Tuesday, July 23rd 2019, 5:00 pm - Sometimes it's the heat, sometimes it's the humidity, and sometimes, it's the sweaty crops.
Oppressive humidity is a summertime feature for many parts of Canada but, in some parts of the country, moisture in the atmosphere gets a hefty boost from a source you might not expect.
Humans aren't the only ones who sweat when it gets too hot for us. Plants, too, cool themselves by shedding water during extreme heat via a process called evapotranspiration, where water is discharged through tiny pores in their leaves. That water then evaporates, sucking energy (in the form of heat) from the surrounding leaf as it changes from liquid to vapour.
And that vapour goes right into the local atmosphere, bumping up dewpoints by as much as 2 degrees Celsius.
While all vegetation adds to water vapour to some degree, corn is a particularly good at 'sweating', making for some very sticky July days across parts of the U.S. Midwest -- home to more than 90 million acres (more than 36 million hectares) of cornfields.
Image courtesy USDA.
So-called "corn sweat" gets a lot of attention there since the corn crop tends to peak along with summer's hottest temperatures, compounding the misery. It's not just the cornfields that feel the heat, either.

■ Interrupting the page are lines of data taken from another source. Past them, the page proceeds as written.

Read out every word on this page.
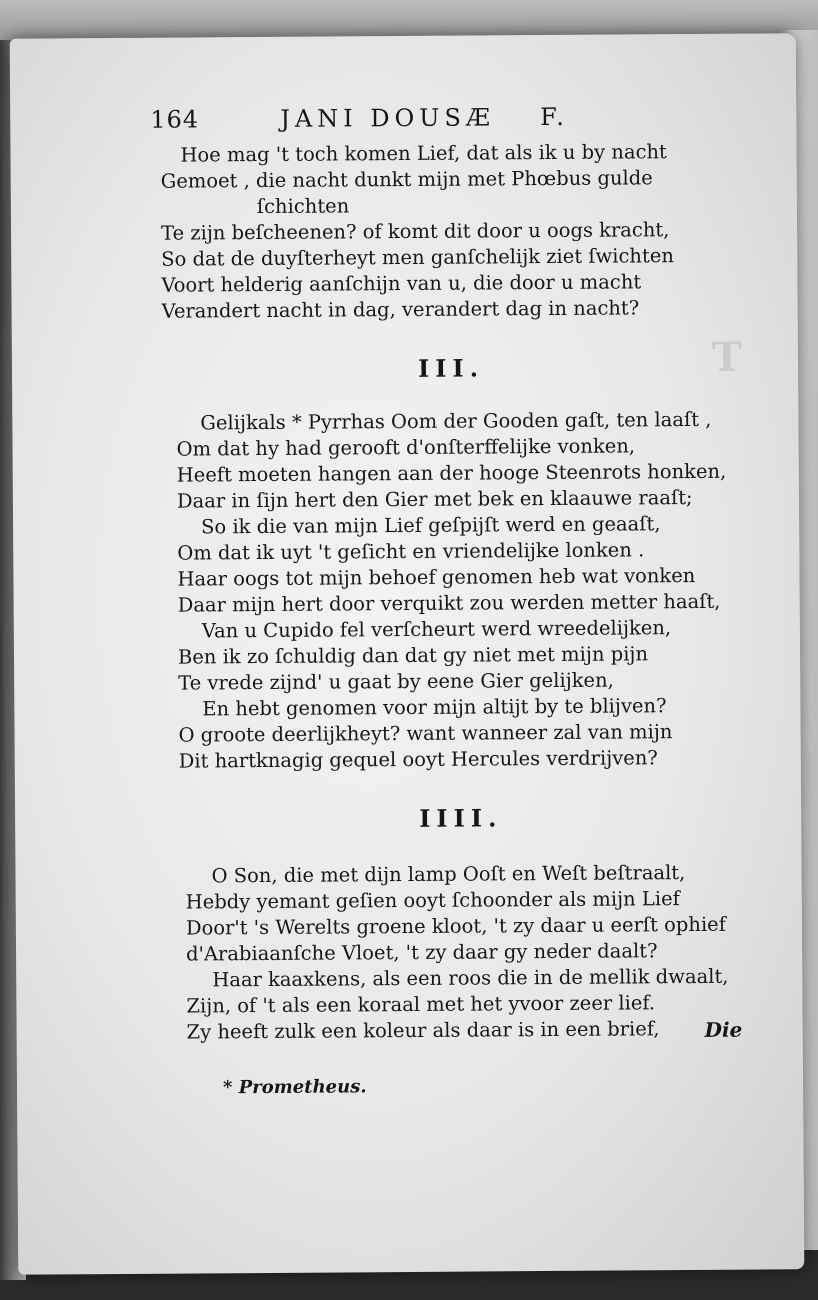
T
164	JANI DOUSÆ F.
Hoe mag 't toch komen Lief, dat als ik u by nacht
Gemoet , die nacht dunkt mijn met Phœbus gulde
ſchichten
Te zijn beſcheenen? of komt dit door u oogs kracht,
So dat de duyſterheyt men ganſchelijk ziet ſwichten
Voort helderig aanſchijn van u, die door u macht
Verandert nacht in dag, verandert dag in nacht?
III.
Gelijkals * Pyrrhas Oom der Gooden gaſt, ten laaſt ,
Om dat hy had gerooft d'onſterffelijke vonken,
Heeft moeten hangen aan der hooge Steenrots honken,
Daar in ſijn hert den Gier met bek en klaauwe raaſt;
So ik die van mijn Lief geſpijſt werd en geaaſt,
Om dat ik uyt 't geſicht en vriendelijke lonken .
Haar oogs tot mijn behoef genomen heb wat vonken
Daar mijn hert door verquikt zou werden metter haaſt,
Van u Cupido fel verſcheurt werd wreedelijken,
Ben ik zo ſchuldig dan dat gy niet met mijn pijn
Te vrede zijnd' u gaat by eene Gier gelijken,
En hebt genomen voor mijn altijt by te blijven?
O groote deerlijkheyt? want wanneer zal van mijn
Dit hartknagig gequel ooyt Hercules verdrijven?
IIII.
O Son, die met dijn lamp Ooſt en Weſt beſtraalt,
Hebdy yemant geſien ooyt ſchoonder als mijn Lief
Door't 's Werelts groene kloot, 't zy daar u eerſt ophief
d'Arabiaanſche Vloet, 't zy daar gy neder daalt?
Haar kaaxkens, als een roos die in de mellik dwaalt,
Zijn, of 't als een koraal met het yvoor zeer lief.
Zy heeft zulk een koleur als daar is in een brief, Die
* Prometheus.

This added humidity travels along with the weather systems across the region and influences the development of storms, so cities feel the impact, too.
While the majority of cornfields in Canada are further east, crops across the Prairies have a similar effect.
Image courtesy Agriculture and Agri-Food Canada.
Pacific moisture is behind a lot of the increased humidity across the Prairies right now, but the dewpoint map (below) shows the pockets of enhanced moisture that coincide with burgeoning wheat and canola crops.
Fortunately for those who are wilting in these soupy conditions, stronger west winds moving in for the latter half of the week will help to clear some of this added humidity.